Hill Peoples of Northeast India

Project Introduction The Naga Database

book - 'Naga Path', by Ursula Graham Bower, published John Murray 1950

caption: Chapter twenty. The Land and the People
caption: the Impoi morungs
medium: books
location: Impoi
production:
person: Graham Bower/ Ursula
text: (147) Although I lived at Laisong, most of my staff and friends came from the Asalu group. This was dwindling fast, but was the best and kindest community in the Barail.
text: First there was Namkia's Impoi, up the hill. It perched on a ridge with a wild background of peaks behind it a grandly theatrical setting. The Chiku ravine, a black and eerie cleft, cut so closely under the village that you could almost toss a stone down into the gulf. A multitude of water-demons and beasts of the night could have laired in the cold Chiku. On the other side, foothills and hazy plains were spread away like a blurred green carpet, and sometimes far to the north, above the dun dust-cloud covering the Assam Valley, one saw the snow-peaks of the Himalayas. Impoi was cool. Day in, day out, a wind came down from the hill and kept the thatch of Namkia's morung rustling. It wasn't a big building, as morungs go, for Impoi hadn't the manpower for major works, but it was a 'kamarum-ki,' a house put up at a feast of social merit, and conferred a definite status on Namkia. 'Kamarum-ki' was a house of the lower grade. 'Hekwi-ki' was the upper, to which Namkia, having done the first, could go on, but the building ceremonies cost a thousand rupees and nobody was rich enough to perform them now.
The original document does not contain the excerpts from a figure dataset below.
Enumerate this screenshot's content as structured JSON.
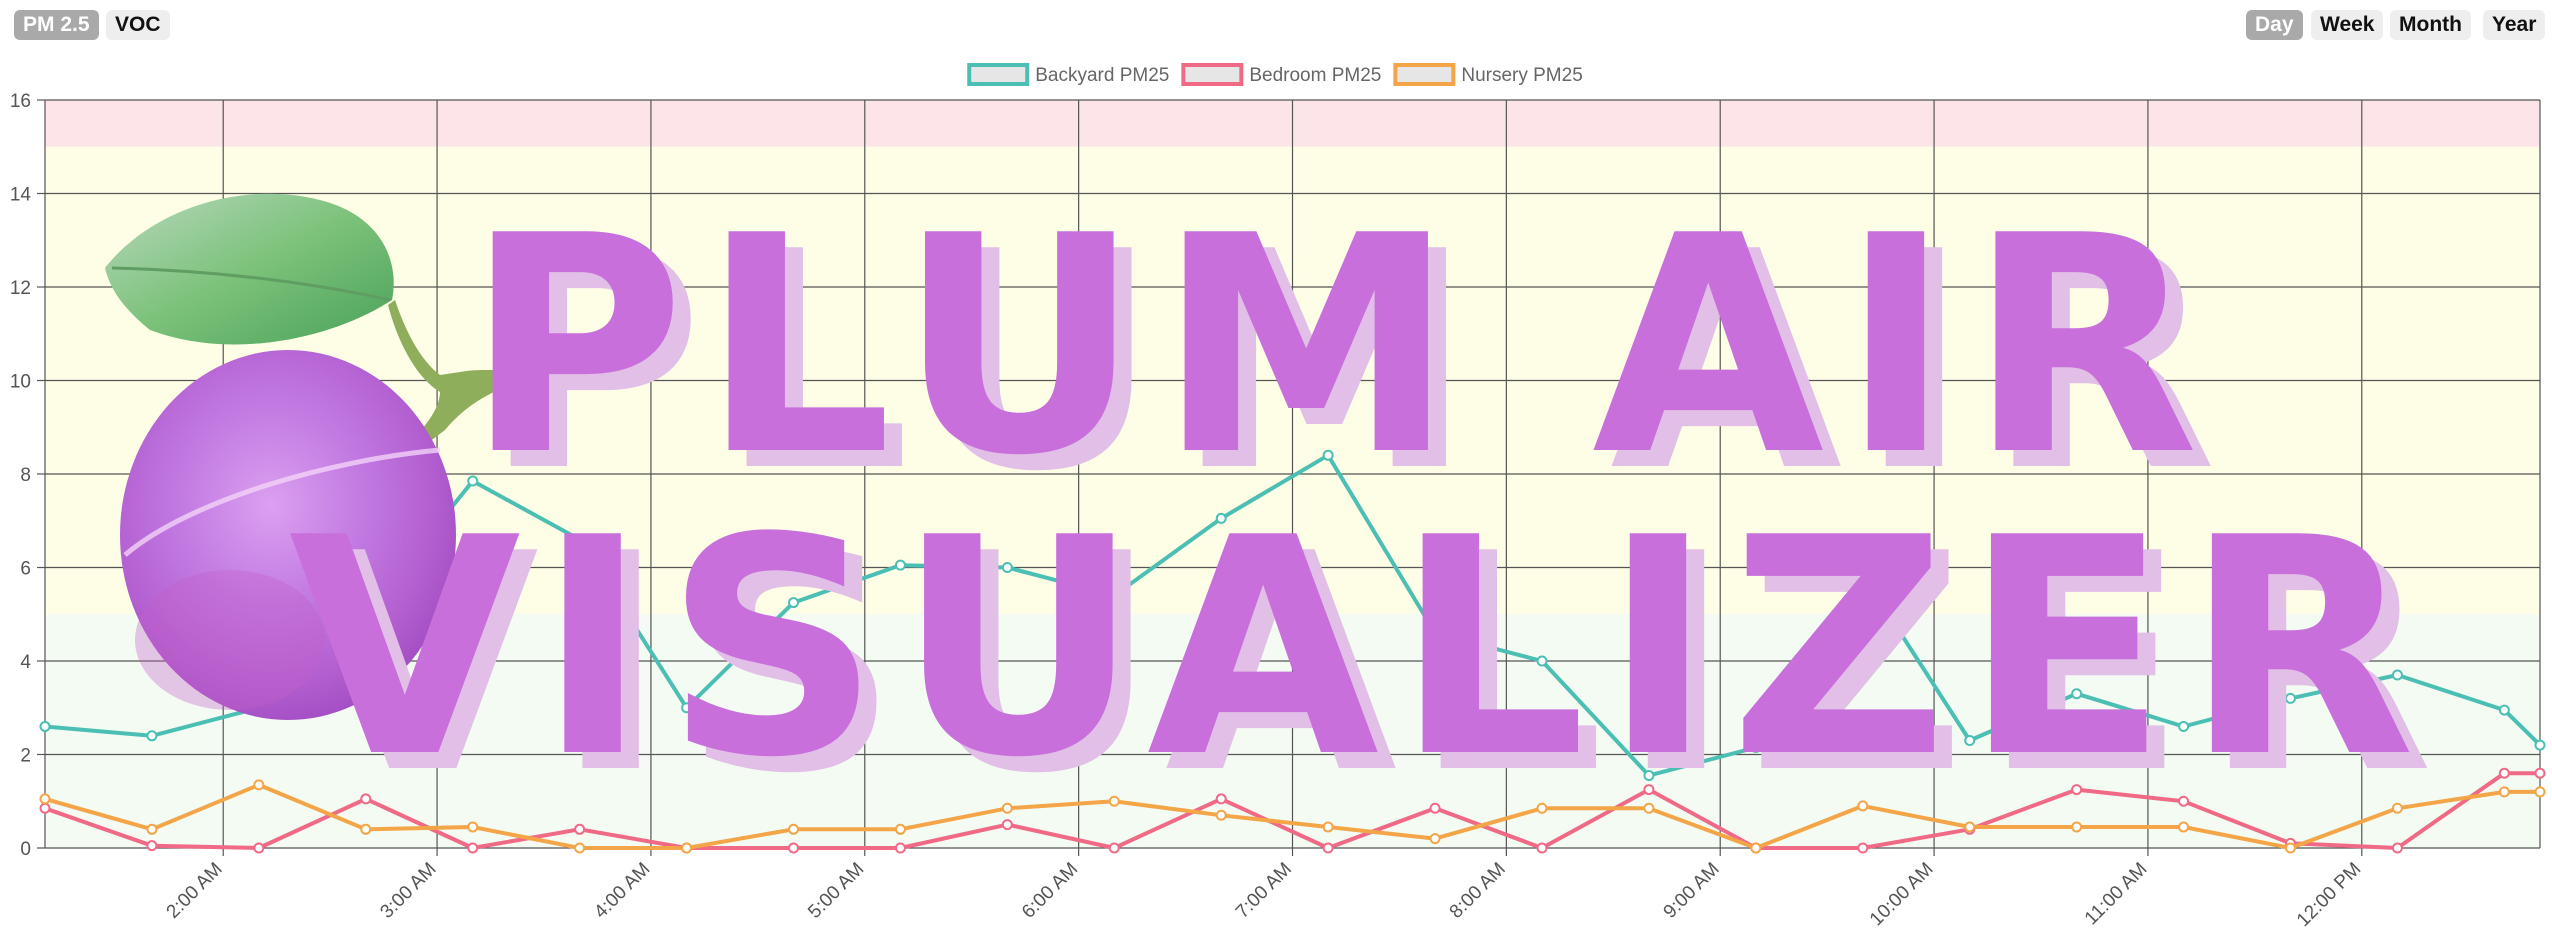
{
  "metric_tabs": [
    {
      "label": "PM 2.5",
      "active": true
    },
    {
      "label": "VOC",
      "active": false
    }
  ],
  "range_tabs": [
    {
      "label": "Day",
      "active": true
    },
    {
      "label": "Week",
      "active": false
    },
    {
      "label": "Month",
      "active": false
    },
    {
      "label": "Year",
      "active": false
    }
  ],
  "banner": {
    "line1": "PLUM AIR",
    "line2": "VISUALIZER"
  },
  "colors": {
    "band_high": "#fde4e8",
    "band_mid": "#fefde6",
    "band_low": "#f3fbf3",
    "grid": "#555555",
    "title": "#c86fdc",
    "title_shadow": "#e2bfe6"
  },
  "icons": [
    "plum-fruit-icon"
  ],
  "chart_data": {
    "type": "line",
    "title": "",
    "xlabel": "",
    "ylabel": "",
    "ylim": [
      0,
      16
    ],
    "yticks": [
      "0",
      "2",
      "4",
      "6",
      "8",
      "10",
      "12",
      "14",
      "16"
    ],
    "xlim": [
      "1:10 AM",
      "12:50 PM"
    ],
    "xtick_labels": [
      "2:00 AM",
      "3:00 AM",
      "4:00 AM",
      "5:00 AM",
      "6:00 AM",
      "7:00 AM",
      "8:00 AM",
      "9:00 AM",
      "10:00 AM",
      "11:00 AM",
      "12:00 PM"
    ],
    "xtick_times": [
      "2:00 AM",
      "3:00 AM",
      "4:00 AM",
      "5:00 AM",
      "6:00 AM",
      "7:00 AM",
      "8:00 AM",
      "9:00 AM",
      "10:00 AM",
      "11:00 AM",
      "12:00 PM"
    ],
    "grid": true,
    "legend_position": "top-center",
    "bands": [
      {
        "from": 15,
        "to": 16,
        "level": "high"
      },
      {
        "from": 5,
        "to": 15,
        "level": "mid"
      },
      {
        "from": 0,
        "to": 5,
        "level": "low"
      }
    ],
    "x": [
      "1:10 AM",
      "1:40 AM",
      "2:10 AM",
      "2:40 AM",
      "3:10 AM",
      "3:40 AM",
      "4:10 AM",
      "4:40 AM",
      "5:10 AM",
      "5:40 AM",
      "6:10 AM",
      "6:40 AM",
      "7:10 AM",
      "7:40 AM",
      "8:10 AM",
      "8:40 AM",
      "9:10 AM",
      "9:40 AM",
      "10:10 AM",
      "10:40 AM",
      "11:10 AM",
      "11:40 AM",
      "12:10 PM",
      "12:40 PM",
      "12:50 PM"
    ],
    "series": [
      {
        "name": "Backyard PM25",
        "color": "#4bbfb4",
        "values": [
          2.6,
          2.4,
          3.0,
          5.0,
          7.85,
          6.6,
          3.0,
          5.25,
          6.05,
          6.0,
          5.4,
          7.05,
          8.4,
          4.6,
          4.0,
          1.55,
          2.15,
          5.85,
          2.3,
          3.3,
          2.6,
          3.2,
          3.7,
          2.95,
          2.2
        ]
      },
      {
        "name": "Bedroom PM25",
        "color": "#f06a86",
        "values": [
          0.85,
          0.05,
          0.0,
          1.05,
          0.0,
          0.4,
          0.0,
          0.0,
          0.0,
          0.5,
          0.0,
          1.05,
          0.0,
          0.85,
          0.0,
          1.25,
          0.0,
          0.0,
          0.4,
          1.25,
          1.0,
          0.1,
          0.0,
          1.6,
          1.6
        ]
      },
      {
        "name": "Nursery PM25",
        "color": "#f3a547",
        "values": [
          1.05,
          0.4,
          1.35,
          0.4,
          0.45,
          0.0,
          0.0,
          0.4,
          0.4,
          0.85,
          1.0,
          0.7,
          0.45,
          0.2,
          0.85,
          0.85,
          0.0,
          0.9,
          0.45,
          0.45,
          0.45,
          0.0,
          0.85,
          1.2,
          1.2
        ]
      }
    ]
  }
}
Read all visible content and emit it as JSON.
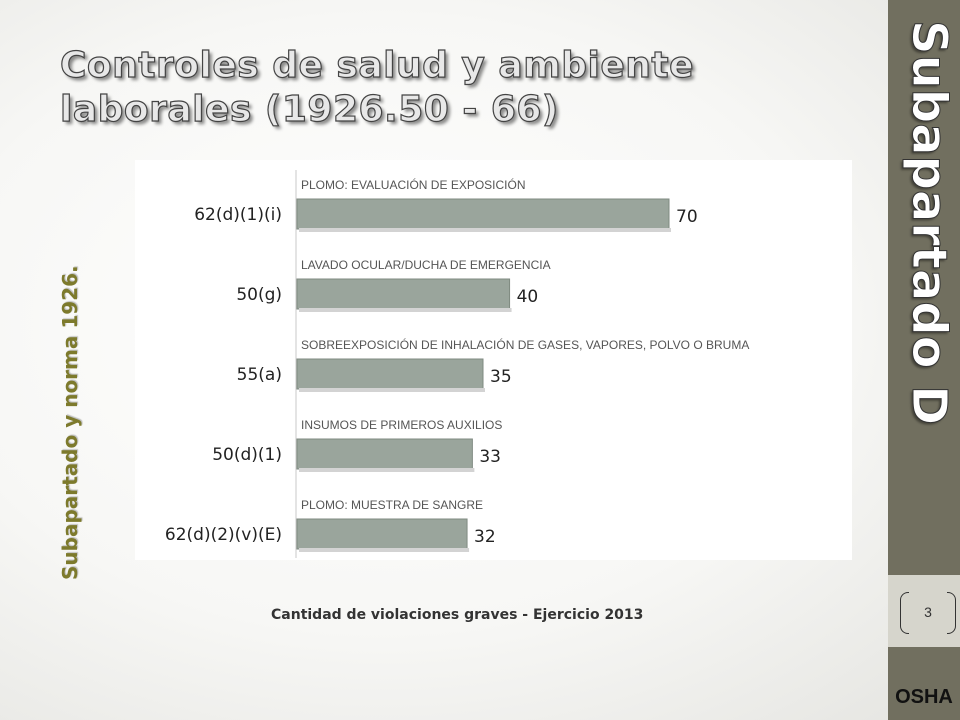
{
  "slide": {
    "title": "Controles de salud y ambiente laborales (1926.50 - 66)",
    "side_title": "Subapartado D",
    "vertical_label": "Subapartado y norma 1926.",
    "caption": "Cantidad de violaciones graves - Ejercicio 2013",
    "page_number": "3",
    "logo_text": "OSHA"
  },
  "colors": {
    "bar": "#9aa59c",
    "side_panel": "#716f5f",
    "vertical_label": "#7d7a2c"
  },
  "chart_data": {
    "type": "bar",
    "orientation": "horizontal",
    "categories": [
      "62(d)(1)(i)",
      "50(g)",
      "55(a)",
      "50(d)(1)",
      "62(d)(2)(v)(E)"
    ],
    "descriptions": [
      "PLOMO: EVALUACIÓN DE EXPOSICIÓN",
      "LAVADO OCULAR/DUCHA DE EMERGENCIA",
      "SOBREEXPOSICIÓN DE INHALACIÓN DE GASES, VAPORES, POLVO O BRUMA",
      "INSUMOS DE PRIMEROS AUXILIOS",
      "PLOMO: MUESTRA DE SANGRE"
    ],
    "values": [
      70,
      40,
      35,
      33,
      32
    ],
    "xlim": [
      0,
      70
    ],
    "grid": false
  }
}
Since the last specimen fell down some years previously there wasn't a single 'hekwi-ki' in North Cachar - even the ceremonies were being forgotten.
text: The other Impoi morung lay down the street. Beyond it, the track crossed the stone sill of the old walls - the steep and (148) narrow gate, its once-precipitous steps now a rain-worn gully, lay in the high grass above the path - and zigzagged down through giant bamboo to the bridle-track. A mile and a half away along this and several hundred feet below Impoi's level was Asalu.